The other races are in “tossup” states Biden carried — Arizona; Pennsylvania, where Democratic U.S. Sen. Bob Casey is seeking his fourth term; and Nevada, where Democratic U.S. Sen. Jacky Rosen seeks her second.

Seems simple. But in the year before the election, the same old Republican internal battles have emerged in several prime GOP target states.

The likeliest chance of a divisive GOP primary battle is in Arizona, where Republicans should be favored in a three-way race with a Democrat and Sinema. She has lost popularity since winning narrowly as a Democrat in 2018.

Pinal County Sheriff Mark Lamb, an arch-conservative and avowed Trump loyalist, is running. Keri Lake, another avid Trumper who narrowly lost the governorship last November, is actively exploring the race.

On the Democratic side, U.S. Rep. Ruben Gallego, who initially planned a primary challenge to Sinema, is running in a race almost impossible to calculate at this early date.

Besides Arizona, Republicans could jeopardize their chances in three other states by choosing nominees too far right. They are:

Nevada: Jim Marchant, an election denier defeated last year for secretary of state, recently became the first Republican to announce against Rosen.

Pennsylvania: Defeated pro-Trump gubernatorial candidate Doug Mastriano may challenge the party establishment’s choice, wealthy industrialist David McCormick, who narrowly lost a primary for the state’s other seat last year.

Polls show Casey, the son of a former governor, leading both Mastriano and McCormick.

West Virginia. Top Republicans favor Gov. Jim Justice, a wealthy former Democrat, for the seat now held by Democratic U.S. Sen. Joe Manchin.

Manchin, the most conservative Senate Democrat and a frequent White House critic, was narrowly re-elected with under 50 per cent in 2018. He says he will decide by Jan. 15 to seek re-election, seek another office or retire. He has declined to rule out an independent presidential bid.

Polls showed Justice leading Manchin by double digits. But U.S. Rep. Alex Mooney, who won a contested congressional race with Trump’s support last year, is also running. Several polls show Justice would beat Mooney, and the poll that showed Justice beating Manchin had the senator ahead of Mooney.

The other top GOP chances are in states Trump won big in 2020:

Montana. The top target of Montana U.S. Sen. Stephen Daines, who chairs the National Republican Senatorial Committee, is his Democratic colleague, U.S. Sen. Jon Tester. But GOP officials lost an attempt to change election rules to keep a third candidate from draining enough votes to re-elect Tester.

The GOP choice is uncertain. U.S. Rep. Matt Rosendale, a strong Trump supporter, is one possibility. Axios reported GOP leaders are encouraging Tim Sheehy, a wealthy businessman and war veteran, to run.

Tester won in 2018 with only 50.3 per cent, and Trump carried the state by 20 points.
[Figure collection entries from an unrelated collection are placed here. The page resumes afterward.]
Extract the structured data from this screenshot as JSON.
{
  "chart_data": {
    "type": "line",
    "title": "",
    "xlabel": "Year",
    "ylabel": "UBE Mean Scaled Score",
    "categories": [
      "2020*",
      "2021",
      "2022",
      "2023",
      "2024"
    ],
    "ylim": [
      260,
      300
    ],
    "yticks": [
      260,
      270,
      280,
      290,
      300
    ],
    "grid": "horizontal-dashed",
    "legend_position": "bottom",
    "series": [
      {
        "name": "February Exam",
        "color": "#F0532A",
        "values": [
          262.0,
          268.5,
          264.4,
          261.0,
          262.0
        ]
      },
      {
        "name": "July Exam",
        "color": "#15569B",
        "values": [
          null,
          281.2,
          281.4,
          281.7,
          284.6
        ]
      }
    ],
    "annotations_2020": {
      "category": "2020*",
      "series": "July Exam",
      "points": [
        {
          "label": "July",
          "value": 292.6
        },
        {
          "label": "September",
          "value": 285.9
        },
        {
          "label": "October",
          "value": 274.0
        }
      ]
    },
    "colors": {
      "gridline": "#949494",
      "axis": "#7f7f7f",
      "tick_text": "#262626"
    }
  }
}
Ohio. U.S. Sen. Sherrod Brown, the state’s last major Democratic statewide office holder, faces a stiff challenge for a fourth term after Trump carried the state by 8 points and Republican C.D. Vance won a contested 2022 Senate race.

A GOP primary fight is likely. Bernie Moreno, a wealthy businessman and Trump supporter, has announced his candidacy and called for reparations for white soldiers who “freed slaves” during the Civil War.

State Sen. Matt Dolan, who criticized Trump for lies about the 2020 election outcome and finished third in 2022, is also running. Several prominent GOP officeholders are considering joining them.

Elsewhere, Republicans have hopes in Wisconsin against U.S. Sen. Tammy Baldwin and in Michigan, where U.S. Rep. Elissa Slotkin hopes to succeed retiring Democrat Debbie Stabenow. Both Democrats are currently favored.

As in 2022, Republicans have several ways to win the small number of seats they need. Once again, they have several ways to lose them.